Per quel che valeva, Remus non l'aveva mai pienamente apprezzata, perché odiava il fatto di essere vivo quando in realtà avrebbe potuto anche evitare di esistere e restare tranquillo nella beatitudine della morte eterna.

Ma chi voleva prendere in giro? Nessuno glielo avrebbe permesso, di morire tranquillo.
E seppe con certezza che la sua vita aveva preso un'altra concreta svolta quando aprì la porta della villa di James.
Non avrebbe dovuto stupirsi, eppure lo fece.
La casa era piena di cartacce sporche, festoni e addobbi colorati sparsi ovunque, anche se era certo che non fosse il compleanno di nessuno.
Sì, non dimenticava mai le date di compleanno e quello fu il motivo che lo portò allo scoprire di quell'enigma strano.
James e Peter erano in cucina, e avevano comprato una gigantesca torta alla crema di nocciole e panna, che lo attendeva tranquilla in attesa di essere divorata.

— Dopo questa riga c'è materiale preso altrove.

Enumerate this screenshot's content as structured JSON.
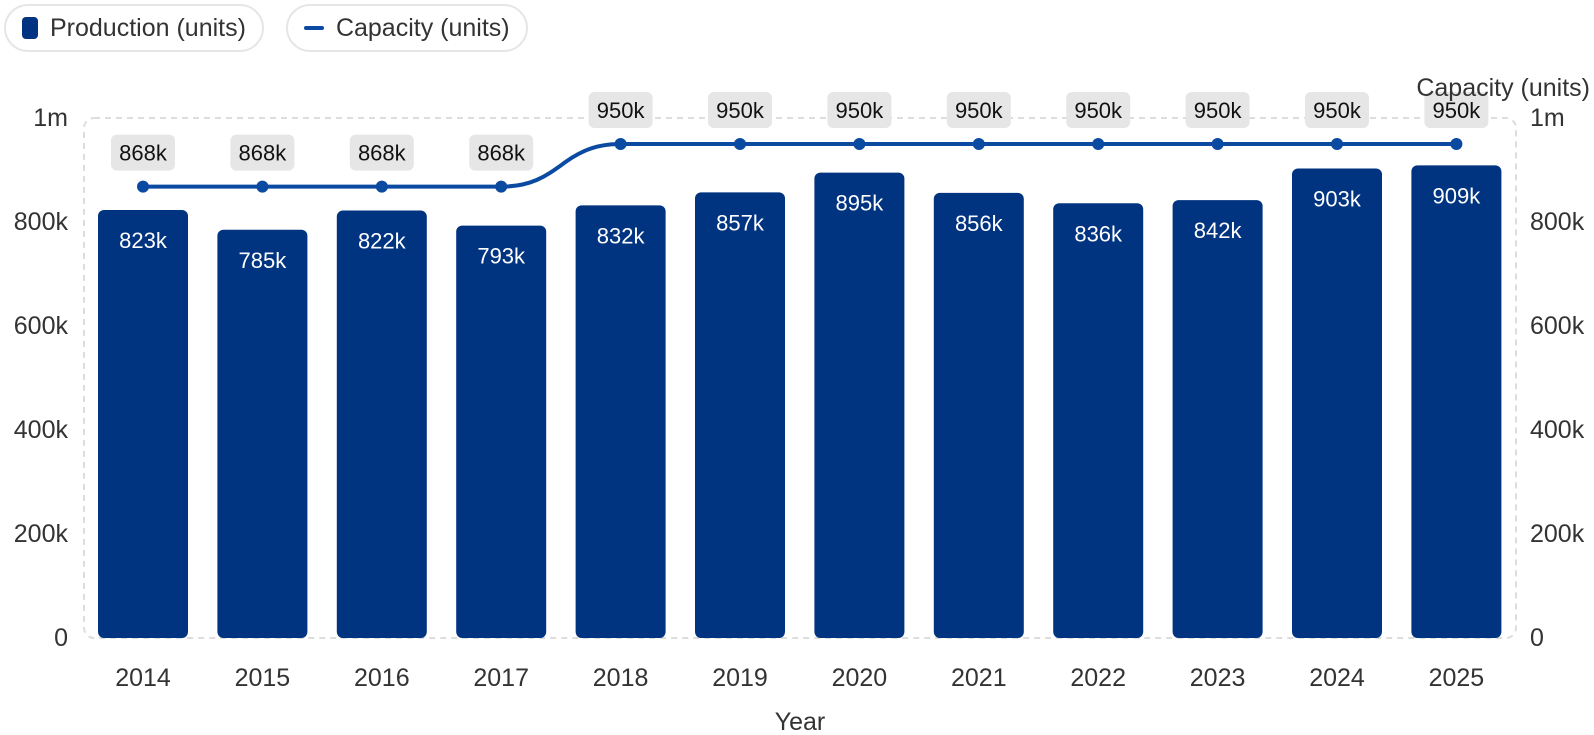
{
  "legend": {
    "items": [
      {
        "label": "Production (units)",
        "color": "#003380",
        "kind": "bar"
      },
      {
        "label": "Capacity (units)",
        "color": "#0a4aa0",
        "kind": "line"
      }
    ]
  },
  "chart_data": {
    "type": "bar",
    "categories": [
      "2014",
      "2015",
      "2016",
      "2017",
      "2018",
      "2019",
      "2020",
      "2021",
      "2022",
      "2023",
      "2024",
      "2025"
    ],
    "series": [
      {
        "name": "Production (units)",
        "type": "bar",
        "color": "#003380",
        "values": [
          823000,
          785000,
          822000,
          793000,
          832000,
          857000,
          895000,
          856000,
          836000,
          842000,
          903000,
          909000
        ],
        "labels": [
          "823k",
          "785k",
          "822k",
          "793k",
          "832k",
          "857k",
          "895k",
          "856k",
          "836k",
          "842k",
          "903k",
          "909k"
        ]
      },
      {
        "name": "Capacity (units)",
        "type": "line",
        "color": "#0a4aa0",
        "values": [
          868000,
          868000,
          868000,
          868000,
          950000,
          950000,
          950000,
          950000,
          950000,
          950000,
          950000,
          950000
        ],
        "labels": [
          "868k",
          "868k",
          "868k",
          "868k",
          "950k",
          "950k",
          "950k",
          "950k",
          "950k",
          "950k",
          "950k",
          "950k"
        ]
      }
    ],
    "xlabel": "Year",
    "ylabel_right": "Capacity (units)",
    "ylim": [
      0,
      1000000
    ],
    "yticks": [
      0,
      200000,
      400000,
      600000,
      800000,
      1000000
    ],
    "ytick_labels": [
      "0",
      "200k",
      "400k",
      "600k",
      "800k",
      "1m"
    ],
    "grid": false,
    "legend_position": "top-left"
  }
}
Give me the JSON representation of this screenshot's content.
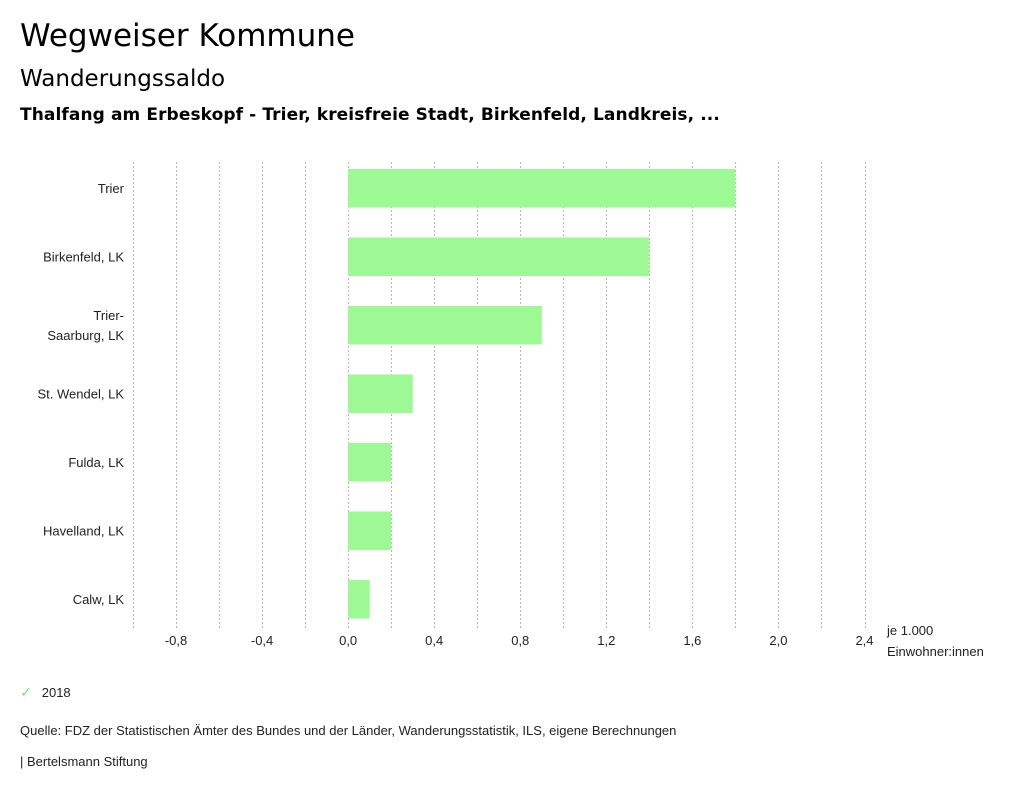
{
  "header": {
    "title": "Wegweiser Kommune",
    "subtitle": "Wanderungssaldo",
    "region": "Thalfang am Erbeskopf - Trier, kreisfreie Stadt, Birkenfeld, Landkreis, ..."
  },
  "chart_data": {
    "type": "bar",
    "orientation": "horizontal",
    "categories": [
      [
        "Trier"
      ],
      [
        "Birkenfeld, LK"
      ],
      [
        "Trier-",
        "Saarburg, LK"
      ],
      [
        "St. Wendel, LK"
      ],
      [
        "Fulda, LK"
      ],
      [
        "Havelland, LK"
      ],
      [
        "Calw, LK"
      ]
    ],
    "series": [
      {
        "name": "2018",
        "color": "#9cf993",
        "values": [
          1.8,
          1.4,
          0.9,
          0.3,
          0.2,
          0.2,
          0.1
        ]
      }
    ],
    "xlim": [
      -1.0,
      2.4
    ],
    "grid_step": 0.2,
    "ticks": [
      -0.8,
      -0.4,
      0.0,
      0.4,
      0.8,
      1.2,
      1.6,
      2.0,
      2.4
    ],
    "tick_labels": [
      "-0,8",
      "-0,4",
      "0,0",
      "0,4",
      "0,8",
      "1,2",
      "1,6",
      "2,0",
      "2,4"
    ],
    "unit_label": [
      "je 1.000",
      "Einwohner:innen"
    ],
    "grid": true,
    "legend_position": "bottom-left"
  },
  "legend": {
    "icon": "check-icon",
    "label": "2018",
    "color": "#7ee87e"
  },
  "footer": {
    "source": "Quelle: FDZ der Statistischen Ämter des Bundes und der Länder, Wanderungsstatistik, ILS, eigene Berechnungen",
    "brand": "| Bertelsmann Stiftung"
  }
}
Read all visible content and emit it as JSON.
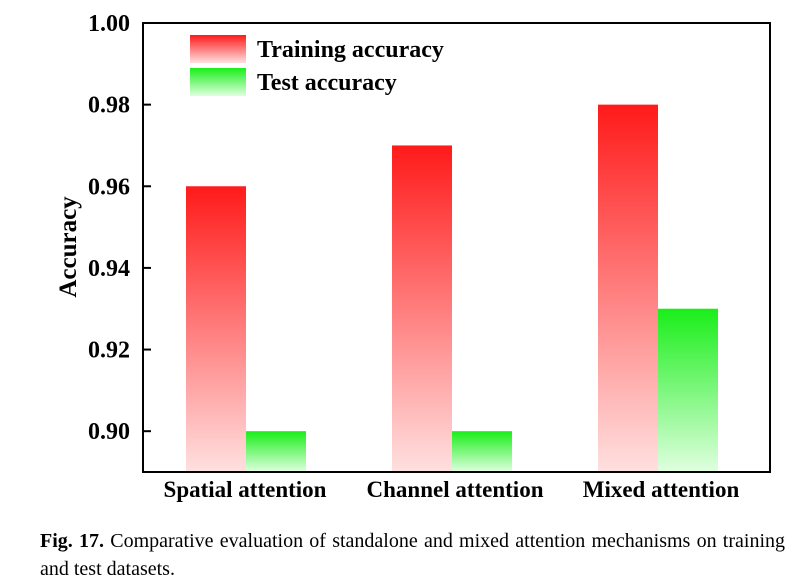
{
  "chart_data": {
    "type": "bar",
    "categories": [
      "Spatial attention",
      "Channel attention",
      "Mixed attention"
    ],
    "series": [
      {
        "name": "Training accuracy",
        "values": [
          0.96,
          0.97,
          0.98
        ],
        "color_top": "#ff1a1a",
        "color_bottom": "#ffe0e0"
      },
      {
        "name": "Test accuracy",
        "values": [
          0.9,
          0.9,
          0.93
        ],
        "color_top": "#1aee1a",
        "color_bottom": "#e0ffe0"
      }
    ],
    "ylabel": "Accuracy",
    "xlabel": "",
    "ylim": [
      0.89,
      1.0
    ],
    "yticks": [
      "0.90",
      "0.92",
      "0.94",
      "0.96",
      "0.98",
      "1.00"
    ],
    "legend_position": "top-left"
  },
  "caption": {
    "label": "Fig. 17.",
    "text": "Comparative evaluation of standalone and mixed attention mechanisms on training and test datasets."
  }
}
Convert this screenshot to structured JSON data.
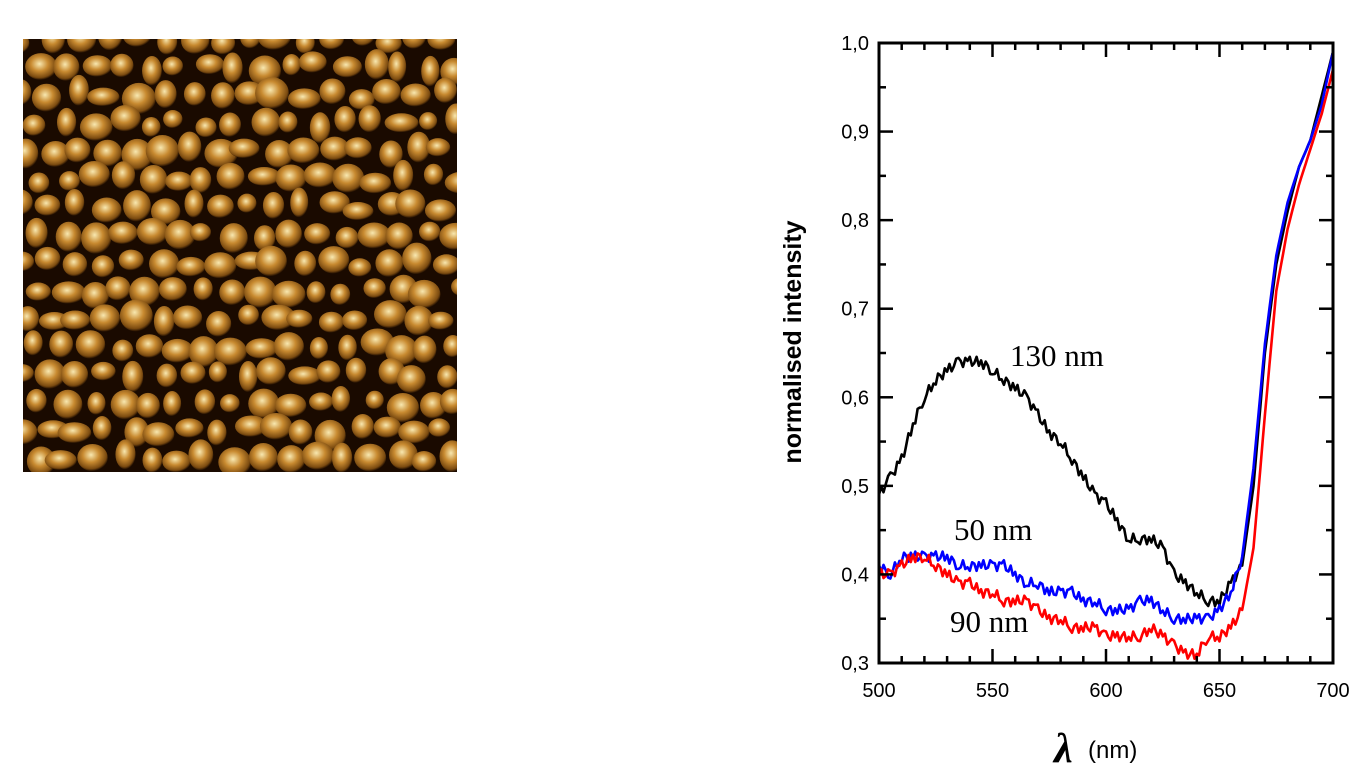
{
  "figure": {
    "afm_image": {
      "description_icon": "afm-topography-image",
      "colors": [
        "#1a0a00",
        "#7a4a10",
        "#c88a30",
        "#f8e8b0"
      ]
    }
  },
  "chart_data": {
    "type": "line",
    "xlabel_symbol": "λ",
    "xlabel_unit": "(nm)",
    "ylabel": "normalised intensity",
    "xlim": [
      500,
      700
    ],
    "ylim": [
      0.3,
      1.0
    ],
    "x_ticks": [
      "500",
      "550",
      "600",
      "650",
      "700"
    ],
    "y_ticks": [
      "0,3",
      "0,4",
      "0,5",
      "0,6",
      "0,7",
      "0,8",
      "0,9",
      "1,0"
    ],
    "grid": false,
    "x": [
      500,
      505,
      510,
      515,
      520,
      525,
      530,
      535,
      540,
      545,
      550,
      555,
      560,
      565,
      570,
      575,
      580,
      585,
      590,
      595,
      600,
      605,
      610,
      615,
      620,
      625,
      630,
      635,
      640,
      645,
      650,
      655,
      660,
      665,
      670,
      675,
      680,
      685,
      690,
      695,
      700
    ],
    "series": [
      {
        "name": "130 nm",
        "color": "#000000",
        "values": [
          0.49,
          0.51,
          0.53,
          0.57,
          0.6,
          0.62,
          0.63,
          0.64,
          0.64,
          0.64,
          0.63,
          0.62,
          0.61,
          0.6,
          0.58,
          0.56,
          0.55,
          0.53,
          0.51,
          0.49,
          0.48,
          0.46,
          0.44,
          0.44,
          0.44,
          0.43,
          0.4,
          0.39,
          0.38,
          0.37,
          0.37,
          0.39,
          0.41,
          0.5,
          0.65,
          0.75,
          0.81,
          0.86,
          0.89,
          0.94,
          0.99
        ]
      },
      {
        "name": "50 nm",
        "color": "#0000ff",
        "values": [
          0.41,
          0.4,
          0.42,
          0.42,
          0.42,
          0.42,
          0.42,
          0.41,
          0.41,
          0.41,
          0.41,
          0.41,
          0.4,
          0.39,
          0.39,
          0.38,
          0.38,
          0.38,
          0.37,
          0.37,
          0.36,
          0.36,
          0.36,
          0.37,
          0.37,
          0.36,
          0.35,
          0.35,
          0.35,
          0.35,
          0.36,
          0.38,
          0.42,
          0.52,
          0.66,
          0.76,
          0.82,
          0.86,
          0.89,
          0.93,
          0.99
        ]
      },
      {
        "name": "90 nm",
        "color": "#ff0000",
        "values": [
          0.4,
          0.4,
          0.41,
          0.42,
          0.42,
          0.41,
          0.4,
          0.39,
          0.39,
          0.38,
          0.38,
          0.37,
          0.37,
          0.37,
          0.36,
          0.35,
          0.35,
          0.34,
          0.34,
          0.34,
          0.33,
          0.33,
          0.33,
          0.33,
          0.34,
          0.33,
          0.32,
          0.31,
          0.31,
          0.33,
          0.33,
          0.34,
          0.36,
          0.43,
          0.58,
          0.72,
          0.79,
          0.84,
          0.88,
          0.92,
          0.97
        ]
      }
    ]
  }
}
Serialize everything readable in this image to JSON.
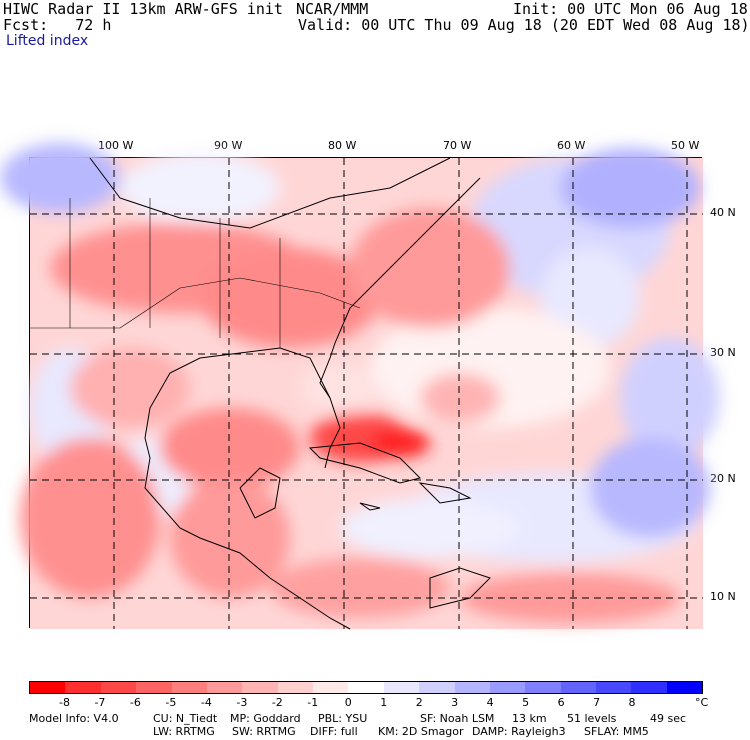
{
  "header": {
    "title": "HIWC Radar II 13km ARW-GFS init",
    "center": "NCAR/MMM",
    "init": "Init: 00 UTC Mon 06 Aug 18",
    "fcst": "Fcst:   72 h",
    "valid": "Valid: 00 UTC Thu 09 Aug 18 (20 EDT Wed 08 Aug 18)",
    "variable": "Lifted index"
  },
  "map": {
    "lon_labels": [
      "100 W",
      "90 W",
      "80 W",
      "70 W",
      "60 W",
      "50 W"
    ],
    "lat_labels": [
      "40 N",
      "30 N",
      "20 N",
      "10 N"
    ]
  },
  "colorbar": {
    "unit": "°C",
    "ticks": [
      "-8",
      "-7",
      "-6",
      "-5",
      "-4",
      "-3",
      "-2",
      "-1",
      "0",
      "1",
      "2",
      "3",
      "4",
      "5",
      "6",
      "7",
      "8"
    ],
    "colors": [
      "#ff0000",
      "#ff2f2f",
      "#ff4848",
      "#ff6464",
      "#ff7f7f",
      "#ff9a9a",
      "#ffb4b4",
      "#ffd0d0",
      "#ffe9e9",
      "#ffffff",
      "#e8e8ff",
      "#d0d0ff",
      "#b4b4ff",
      "#9a9aff",
      "#7f7fff",
      "#6464ff",
      "#4848ff",
      "#2f2fff",
      "#0000ff"
    ]
  },
  "footer": {
    "model_info": "Model Info: V4.0",
    "cu": "CU: N_Tiedt",
    "mp": "MP: Goddard",
    "pbl": "PBL: YSU",
    "sf": "SF: Noah LSM",
    "res": "13 km",
    "levels": "51 levels",
    "dt": "49 sec",
    "lw": "LW: RRTMG",
    "sw": "SW: RRTMG",
    "diff": "DIFF: full",
    "km": "KM: 2D Smagor",
    "damp": "DAMP: Rayleigh3",
    "sflay": "SFLAY: MM5"
  }
}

Lo sguardo pensieroso dei due ragazzi si illuminó non appena Remus entrò nella stanza.
《Rem! Hey. Sei tornato》
Lui annuì, girando la testa e ammirando il disastro che avevano fatto per preparare il dolce.

《Non credo di volermi scusare con voi per la mia stupida crisi di nervi, perché a stare con voi non si finirebbe mai, ma sono consapevole di aver esagerato per un nonnulla》 espresse il suo pensiero.
Poi continuò, fissando la torta. 《Ma cos'è tutto questo? Sembra che sia apparso un unicorno a vomitare arcobaleno》

Peter si fece avanti, cercando di nascondere l'espressione vorace che l'odore terribilmente dolce gli provocava.
《È per te. Ci dispiace di aver mangiato la tua cioccolata e anche di aver messo mani nella tua privacy》

Remus fece una strana espressione, che probabilmente suscitò qualcosa negli amici.

《Che c'è? Non ti piace?》 Domandò il ragazzo goloso, cercando di non toccare la torta.

《No...》 rispose Remus. 《No. Nessuno mi aveva mai fatto tutto ciò per me. È...》 si fermò, guardando i due e apprezzandoli per il tentativo così gentile, nonostante tutto. 《Troppo, ma grazie》 commentò, alla fine. 《È meraviglioso》

James cacciò un sospiro di sollievo.
《Basta un po' di gentilezza, con te? Anche se ho capito che nascondi qualcosa sotto la tua aria terribilmente gentile》

《Non nascondo nulla, James. Nel caso, ti mando una cartolina. Ci vuole solo tantaaaa pazienza, tutto qua》 rispose, sorridendo. Poi l'assenza di Sirius alla fine si fece notare, quando decise di tagliare quel paradiso.

"Peter sta morendo dalla voglia, poverino. Se continua così, ucciderà."
"Macché, ha già mangiato tre volte da stamattina."
"Peter!"

《Ragazzi, dov'è Sirius?》 Chiese Remus, dopo che ebbe capito che non sarebbe arrivato.

James fece spallucce, mentre mise in bocca la forchetta.《Forse è in camera sua. Prova lí...》 Poi si rivolse a Peter. 《Oddio, Pete, è squisita. Assaggiala!》

E, sorridendo, uscì dalla cucina per cercare Sirius.

***

《Come dici sempre, la luna e le stelle stanno ferme al loro posto. Forse si muovono, sai, ma le vediamo ogni volta che alziamo lo sguardo. Anche ora》

Sirius era appollaiato sul tetto spiovente, a dieci metri dal secondo, e a trenta dal terreno, seduto a gambe penzoloni e con un cestino chiaro accanto a sé, che mal si intonava al suo abbigliamento da giovane  ragazzo ribelle.
I capelli neri erano lasciati liberi a fluttuare nella mite brezza atipica di quei giorni calorosi, così particolarmente piacevole da essere troppo perfetta.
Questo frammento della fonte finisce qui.